The Wealth Brought Home By Sir Thomas Candish From This Successful
Voyage Must Have Been Considerable; An Old Writer Says It Was Sufficient
To Have Purchased A Fair Earldom, A General And Vague Expression,
Having No Determinate Meaning.
Whatever may have been the amount of the
sum, which he acquired with so much hazard and so great
Honour, he
certainly did not make such prudent use of his good fortune as might
have been expected; for in the space of three years the best part of it
was spent, and he determined to lay out the remainder upon a second
expedition.

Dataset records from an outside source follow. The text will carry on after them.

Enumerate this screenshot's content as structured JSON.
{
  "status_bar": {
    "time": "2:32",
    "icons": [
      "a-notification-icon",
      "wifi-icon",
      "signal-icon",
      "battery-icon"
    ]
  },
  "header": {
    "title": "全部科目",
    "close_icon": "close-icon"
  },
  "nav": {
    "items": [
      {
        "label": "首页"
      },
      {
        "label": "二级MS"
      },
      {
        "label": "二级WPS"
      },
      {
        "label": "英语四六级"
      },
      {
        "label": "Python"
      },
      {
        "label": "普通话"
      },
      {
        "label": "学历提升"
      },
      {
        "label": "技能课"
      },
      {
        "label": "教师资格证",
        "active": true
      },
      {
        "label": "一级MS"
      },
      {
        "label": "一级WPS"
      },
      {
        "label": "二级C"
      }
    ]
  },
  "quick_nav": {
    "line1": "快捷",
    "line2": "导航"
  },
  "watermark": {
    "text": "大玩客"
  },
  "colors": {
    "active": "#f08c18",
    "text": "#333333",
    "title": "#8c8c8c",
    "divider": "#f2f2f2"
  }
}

We need the less wonder at this, if we consider what the
writers of those days tell us, of his great generosity, and the
prodigious expence he was at in procuring and maintaining such persons
as he thought might be useful to him in his future naval expeditions, on
which subject his mind was continually bent. Such things require the
revenues of a prince; and as he looked upon this voyage round the world
as an introduction only to his future undertakings, we may easily
conceive that, what the world considered extravagance, might appear to
him mere necessary disbursements, which, instead of lessening, he
proposed should have laid the foundations of a more extensive fortune.
All circumstances duly considered, this was neither a rash nor
improbable supposition; since there were many examples in the glorious
reign of Queen Elizabeth, of very large fortunes acquired by the same
method in which he proposed to have increased his estate.